MOH talks Zika at public meeting in Caye Caulker
As the Zika virus continues to spread across the region and Belize, the Belize Ministry of Health (MOH) in collaboration with the Belize Tourism Industry Association (BTIA), held a public meeting on Thursday, September 15th, on the island of Caye Caulker. Zika is now considered endemic on La Isla Cariñosa. While Ambergris Caye was trying its best to avoid the new vector-disease, which is transmitted by the mosquitoes Aedes aegypti and Aedes albopictus, representatives from MOH on La Isla Bonita have confirmed the bad news – seven cases of the contagious virus, from samples sent in August, have returned positive with the virus.
Badillo assisted in organizing the public forum to provide vital information to the local population regarding the disease. It was emphasized that in case of contracting the disease, over-the-counter medications such as aspirin should not be taken, due to the severe complications it can cause.

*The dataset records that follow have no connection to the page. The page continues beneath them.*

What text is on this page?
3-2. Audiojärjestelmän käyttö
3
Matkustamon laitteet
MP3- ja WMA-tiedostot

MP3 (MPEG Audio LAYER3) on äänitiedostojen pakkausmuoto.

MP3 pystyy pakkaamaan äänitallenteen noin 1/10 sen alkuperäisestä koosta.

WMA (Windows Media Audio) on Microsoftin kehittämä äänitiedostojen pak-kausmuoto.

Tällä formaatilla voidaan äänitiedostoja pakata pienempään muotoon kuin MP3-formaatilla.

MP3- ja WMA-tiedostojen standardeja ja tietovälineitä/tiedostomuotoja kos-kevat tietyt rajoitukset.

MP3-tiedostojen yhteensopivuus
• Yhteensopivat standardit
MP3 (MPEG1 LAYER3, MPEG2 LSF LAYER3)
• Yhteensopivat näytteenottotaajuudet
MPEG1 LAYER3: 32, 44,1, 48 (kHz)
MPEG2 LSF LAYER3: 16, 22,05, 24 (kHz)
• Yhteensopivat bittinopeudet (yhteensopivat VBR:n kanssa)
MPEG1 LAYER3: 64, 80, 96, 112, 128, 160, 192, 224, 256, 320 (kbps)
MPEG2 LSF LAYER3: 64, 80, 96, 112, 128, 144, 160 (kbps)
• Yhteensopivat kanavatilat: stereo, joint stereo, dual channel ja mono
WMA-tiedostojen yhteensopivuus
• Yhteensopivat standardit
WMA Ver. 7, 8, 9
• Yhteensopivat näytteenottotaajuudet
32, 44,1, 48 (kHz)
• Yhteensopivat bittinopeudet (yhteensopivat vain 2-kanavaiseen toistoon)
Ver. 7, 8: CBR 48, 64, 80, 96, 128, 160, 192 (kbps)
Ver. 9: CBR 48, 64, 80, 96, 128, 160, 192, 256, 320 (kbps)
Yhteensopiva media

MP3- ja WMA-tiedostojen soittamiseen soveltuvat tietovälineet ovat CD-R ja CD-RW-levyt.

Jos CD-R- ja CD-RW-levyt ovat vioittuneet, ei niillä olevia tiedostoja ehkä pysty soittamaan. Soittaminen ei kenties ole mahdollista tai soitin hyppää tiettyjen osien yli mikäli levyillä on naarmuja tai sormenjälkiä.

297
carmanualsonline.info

The presenters, however, shared with the audience that once an individual becomes sick, the person becomes immune to the virus. In affected areas, the virus remains in males from the time of contracting to about six months. At this level, the disease is referred to be in an acute stage, and conceiving is strongly discouraged. Another vulnerability in this stage is that only 20% of persons who have the virus show any symptoms.
Any suspicions of the disease should be reported to the local health centres. Seeking attention at private clinics, which are beginning to offer a speedy test, is strong discouraged. “Those express tests are not accurate, thus, we continue encouraging everyone to report any potential cases to the relevant authorities,” said Badillo.
Currently, tests are only being offered to pregnant women, children between the ages of 0-5 and elderly persons above 65 years of age. Badillo explained that the MOH can only send a certain amount of specimens to the Caribbean Public Health Agency in Trinidad and Tobago where Zika testing labs are located.